Rust hickory-recursor cache flaw enables cross-zone DNS poisoning
Even in Rust, a DNS resolver can be poisoned by cache design, and hickory-recursor’s flaw let a sibling zone steer later lookups to an attacker-controlled nameserver.

Rust’s memory safety did not save hickory-recursor from a serious DNS failure: RUSTSEC-2026-0106 exposed a cross-zone cache-poisoning flaw that could redirect traffic without touching a buffer overflow or use-after-free. The issue, published on April 22, 2026, hit the experimental recursive resolver path in hickory-dns and showed how a bad cache key can be as dangerous as classic memory corruption.

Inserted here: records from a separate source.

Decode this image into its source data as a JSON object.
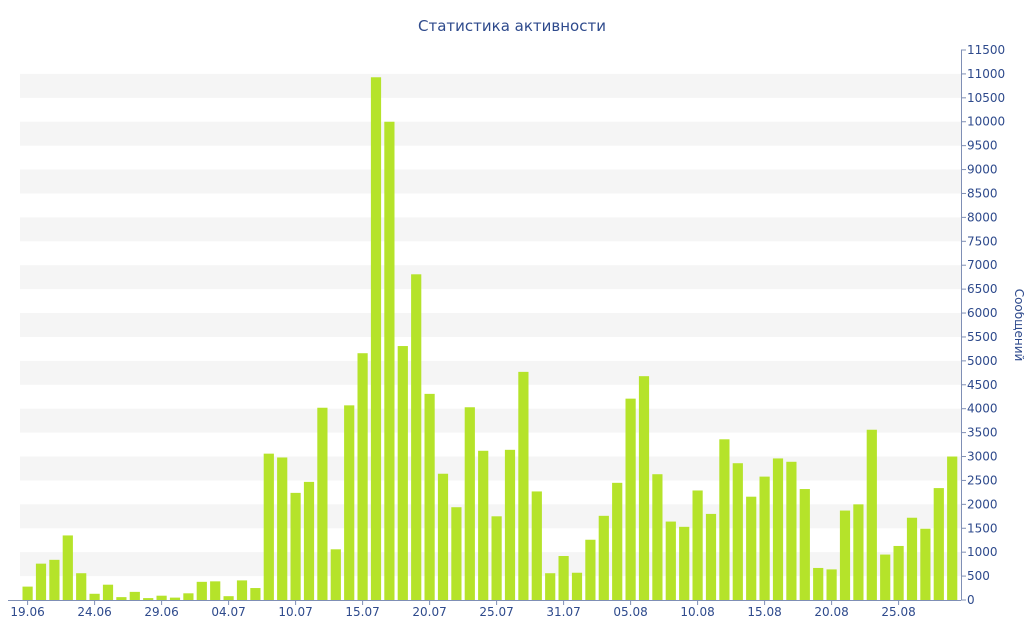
{
  "chart_data": {
    "type": "bar",
    "title": "Статистика активности",
    "ylabel": "Сообщений",
    "xlabel": "",
    "ylim": [
      0,
      11500
    ],
    "y_ticks": [
      0,
      500,
      1000,
      1500,
      2000,
      2500,
      3000,
      3500,
      4000,
      4500,
      5000,
      5500,
      6000,
      6500,
      7000,
      7500,
      8000,
      8500,
      9000,
      9500,
      10000,
      10500,
      11000,
      11500
    ],
    "y_axis_position": "right",
    "x_tick_labels": [
      {
        "index": 0,
        "label": "19.06"
      },
      {
        "index": 5,
        "label": "24.06"
      },
      {
        "index": 10,
        "label": "29.06"
      },
      {
        "index": 15,
        "label": "04.07"
      },
      {
        "index": 20,
        "label": "10.07"
      },
      {
        "index": 25,
        "label": "15.07"
      },
      {
        "index": 30,
        "label": "20.07"
      },
      {
        "index": 35,
        "label": "25.07"
      },
      {
        "index": 40,
        "label": "31.07"
      },
      {
        "index": 45,
        "label": "05.08"
      },
      {
        "index": 50,
        "label": "10.08"
      },
      {
        "index": 55,
        "label": "15.08"
      },
      {
        "index": 60,
        "label": "20.08"
      },
      {
        "index": 65,
        "label": "25.08"
      }
    ],
    "bar_color": "#b5e32a",
    "band_color": "#f5f5f5",
    "text_color": "#2e4a8c",
    "grid": "alternating horizontal bands",
    "values": [
      280,
      760,
      840,
      1350,
      560,
      130,
      320,
      60,
      170,
      40,
      90,
      50,
      140,
      380,
      390,
      80,
      410,
      250,
      3060,
      2980,
      2240,
      2470,
      4020,
      1060,
      4070,
      5160,
      10930,
      10000,
      5310,
      6810,
      4310,
      2640,
      1940,
      4030,
      3120,
      1750,
      3140,
      4770,
      2270,
      560,
      920,
      570,
      1260,
      1760,
      2450,
      4210,
      4680,
      2630,
      1640,
      1530,
      2290,
      1800,
      3360,
      2860,
      2160,
      2580,
      2960,
      2890,
      2320,
      670,
      640,
      1870,
      2000,
      3560,
      950,
      1130,
      1720,
      1490,
      2340,
      3000
    ]
  }
}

The problem came down to how the record cache was built. Hickory-recursor stored DNS responses keyed by each record’s own name and type, instead of by the query that caused the response to be inserted. That subtle mismatch let an attacker-controlled nameserver for attacker.poc slip a forged AUTHORITY-section NS record for victim.poc into a shared cache. Once that happened, later lookups for the victim zone could be sent to the attacker’s nameserver instead of the legitimate one. The advisory’s key detail is that the legitimate nameserver could receive zero queries while the poisoned one took over resolution for the zone.
This was not a one-off edge case. RustSec’s package page described the bug as an AUTHORITY-section NS record accepted from a sibling zone via parent-pool zone-context elevation, meaning the bailiwick check used the NS pool that serviced the lookup rather than the zone being queried. In plain DNS terms, the resolver trusted the wrong context. That is exactly the kind of architectural mistake that turns a recursive resolver into a traffic-steering tool for an attacker.

There is no patched version for the old hickory-recursor crate, because the code was folded into hickory-resolver under the non-default recursor feature flag. The fix is to move to hickory-resolver 0.26.0 with recursor enabled, where response-level caching keys entries by the originating query, so an answer for attacker.poc cannot contaminate the cache entry for victim.poc. All published versions of the experimental crate were affected.
The larger lesson lands well beyond one advisory. Hickory DNS describes its resolver as a 100% in-process DNS resolver that does not use the host OS resolver, and its recursive role is still documented as experimental. That matters for anyone running their own resolver or testing DNS tooling at home: the security boundary is not just memory safety, it is also cache shape, bailiwick logic, and where trust is assigned. With Hickory discussed in the context of deployment at Let’s Encrypt and even some Google Pixel devices, the stakes are no longer purely hobbyist. DNS software can be Rust-safe and still be operationally unsafe if its architecture gives an attacker the right cache key.